「趣味の正しい使い方」
今年2月に70号館1階で、恒例の建築学科卒業制作展が開催されました。会場を訪れ、市岡綾子先生や後輩の学生と歓談されていた建築学科卒業生の橋本さんに卒業後のお話をお聞きしました。橋本さんは大学時代には美術部の部長を務められていたそうです。
私は、2016年に建築学科を卒業し、岩手県の東日本大震災被災地復興現場の経験を経て、現在は地元須賀川市の「久保木畳店」に勤めています。念願の故郷での仕事ができているのは、あらゆる巡りあわせや、人との縁があったおかげです。しかしそれらを呼び起こしてくれたのは、自分の「趣味」でした。趣味に助けられた多くの経験から感じた「仕事と趣味の関係」についてお話しさせて頂きます。
就職や進学の時期が近付くにつれ「好きなことを仕事に」という謳い文句をいたる所で耳にするようになります。好きなこと、いわゆる「趣味」で報酬を得られたら確かに良さそうに聞こえますが、これを鵜呑みにするべきではありません。そもそも報酬を得るには「他人のため」にやることが大前提となります。それに対して、趣味というのは「自分自身のため」にやることなので対価は発生しにくいでしょう。
では、趣味を仕事にしたらどうなるでしょうか?
仕事相手がいれば、必ず新たな要求を迫られ、時には拒否されることもあるでしょう。更には、思いもよらない問題や煩わしい業務がいくつも付いてまわり、やりたいと思っていたことは中々できません。社会に出てから目の当たりにするこういったギャップは想像以上に衝撃的なものです。楽しめなくなった時、それは趣味ではなくなってしまいます。趣味は楽しくなくてはいけません!
私には、絵を描くといった昔からの趣味があります。ただ楽しくて続けてきましたが、これを通じて学んだことは数知れないし、私の身を救ってくれたのも事実です。例えばデッサンは、モチーフの形状や質感、立体物と空間と光源の関係等をよく観察したうえで紙に写していくものです。これをする上で最大の敵となるのが「固定概念」です。すでに自分の中にあるイメージを全て払拭しなければデッサンは完成しません。

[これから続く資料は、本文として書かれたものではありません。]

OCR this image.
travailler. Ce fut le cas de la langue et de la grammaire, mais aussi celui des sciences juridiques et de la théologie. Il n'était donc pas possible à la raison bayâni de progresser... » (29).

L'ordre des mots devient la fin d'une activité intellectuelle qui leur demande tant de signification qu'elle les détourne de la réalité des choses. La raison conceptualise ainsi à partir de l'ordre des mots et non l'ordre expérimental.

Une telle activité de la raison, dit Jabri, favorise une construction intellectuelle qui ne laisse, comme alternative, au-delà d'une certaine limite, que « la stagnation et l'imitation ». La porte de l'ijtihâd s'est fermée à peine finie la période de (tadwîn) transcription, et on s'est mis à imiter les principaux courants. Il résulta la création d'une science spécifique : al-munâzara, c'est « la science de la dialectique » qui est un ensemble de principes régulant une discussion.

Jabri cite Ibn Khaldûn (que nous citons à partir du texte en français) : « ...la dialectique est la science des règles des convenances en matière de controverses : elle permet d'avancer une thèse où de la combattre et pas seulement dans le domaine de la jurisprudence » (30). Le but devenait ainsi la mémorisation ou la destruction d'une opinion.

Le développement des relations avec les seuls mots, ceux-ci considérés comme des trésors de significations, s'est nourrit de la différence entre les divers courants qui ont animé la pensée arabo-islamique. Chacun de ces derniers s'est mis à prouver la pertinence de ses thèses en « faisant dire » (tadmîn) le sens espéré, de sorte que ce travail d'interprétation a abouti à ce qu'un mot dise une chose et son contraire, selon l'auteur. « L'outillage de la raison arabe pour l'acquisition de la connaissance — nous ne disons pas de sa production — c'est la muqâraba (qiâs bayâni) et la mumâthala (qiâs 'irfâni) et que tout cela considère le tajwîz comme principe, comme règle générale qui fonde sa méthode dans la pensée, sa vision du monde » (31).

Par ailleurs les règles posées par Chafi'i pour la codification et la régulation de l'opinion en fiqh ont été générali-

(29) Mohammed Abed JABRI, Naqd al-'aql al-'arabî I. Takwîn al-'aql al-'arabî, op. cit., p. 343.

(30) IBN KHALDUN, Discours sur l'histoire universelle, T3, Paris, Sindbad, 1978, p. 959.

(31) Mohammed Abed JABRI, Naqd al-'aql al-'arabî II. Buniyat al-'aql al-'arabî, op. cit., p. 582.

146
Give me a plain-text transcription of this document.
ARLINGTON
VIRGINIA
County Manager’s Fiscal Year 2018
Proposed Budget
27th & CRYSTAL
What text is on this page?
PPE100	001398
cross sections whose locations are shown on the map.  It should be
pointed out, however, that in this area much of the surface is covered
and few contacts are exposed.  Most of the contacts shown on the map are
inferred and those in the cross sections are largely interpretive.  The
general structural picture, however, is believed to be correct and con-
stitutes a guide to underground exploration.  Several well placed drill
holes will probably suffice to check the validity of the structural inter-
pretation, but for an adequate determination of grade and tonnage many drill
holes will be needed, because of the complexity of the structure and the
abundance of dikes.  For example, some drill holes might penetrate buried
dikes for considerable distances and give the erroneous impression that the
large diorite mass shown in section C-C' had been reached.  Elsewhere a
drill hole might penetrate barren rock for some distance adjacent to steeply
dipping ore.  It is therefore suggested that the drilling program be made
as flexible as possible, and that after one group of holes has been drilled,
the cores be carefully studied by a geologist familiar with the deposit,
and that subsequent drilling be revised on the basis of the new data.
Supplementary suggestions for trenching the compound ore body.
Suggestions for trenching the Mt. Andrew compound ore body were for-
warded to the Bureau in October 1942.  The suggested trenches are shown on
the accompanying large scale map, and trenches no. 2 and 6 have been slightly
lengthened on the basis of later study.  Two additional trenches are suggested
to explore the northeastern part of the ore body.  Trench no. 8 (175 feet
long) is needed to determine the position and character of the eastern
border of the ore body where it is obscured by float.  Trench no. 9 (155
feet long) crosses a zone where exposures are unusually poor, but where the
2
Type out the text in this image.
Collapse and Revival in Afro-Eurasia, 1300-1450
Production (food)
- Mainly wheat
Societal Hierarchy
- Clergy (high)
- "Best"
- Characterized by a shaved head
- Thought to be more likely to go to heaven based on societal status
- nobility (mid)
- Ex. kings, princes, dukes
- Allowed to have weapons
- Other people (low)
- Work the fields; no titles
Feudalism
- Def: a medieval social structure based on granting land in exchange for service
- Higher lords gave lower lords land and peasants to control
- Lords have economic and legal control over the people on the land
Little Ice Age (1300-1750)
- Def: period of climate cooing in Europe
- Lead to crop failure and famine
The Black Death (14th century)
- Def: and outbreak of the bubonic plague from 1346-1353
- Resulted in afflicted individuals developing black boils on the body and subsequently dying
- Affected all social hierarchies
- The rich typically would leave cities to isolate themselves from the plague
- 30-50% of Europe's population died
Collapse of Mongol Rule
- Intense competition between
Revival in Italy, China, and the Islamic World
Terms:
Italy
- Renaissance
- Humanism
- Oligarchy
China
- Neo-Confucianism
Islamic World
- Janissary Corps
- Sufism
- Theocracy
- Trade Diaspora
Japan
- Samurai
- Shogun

つまり「多面的な考え方」や「思い込みを疑う力」、まさしくそこを教わったのです。これらは現在の日常生活にも仕事にも強く活き続けています。そう、趣味というのは仕事に“活きてくる”ものなのです。一見、無関係なもの同士でも、必ずどこかが共通しています。逆に、仕事が趣味に活きるということもありました。建築現場監督の時に身に付けた工程管理のスキルは作品制作の計画建てに、図面を引いた経験は論理的な思考で制作をするのに活かされています。
このように、互いの共通点に気づくことができれば、両者とも高め合うことができるし、たとえつらい仕事にさえ楽しみを見出すことができるのです。“趣味は楽しくなくてはいけない”と先に述べた通り、好きで続けられる上に能力を高められるなんて、これほど都合のいいことはありません。趣味にはとてつもない力があります。
是非とも、皆様も趣味を大切にして頂きたい。あなたの「好き」の力が、実を結びますように。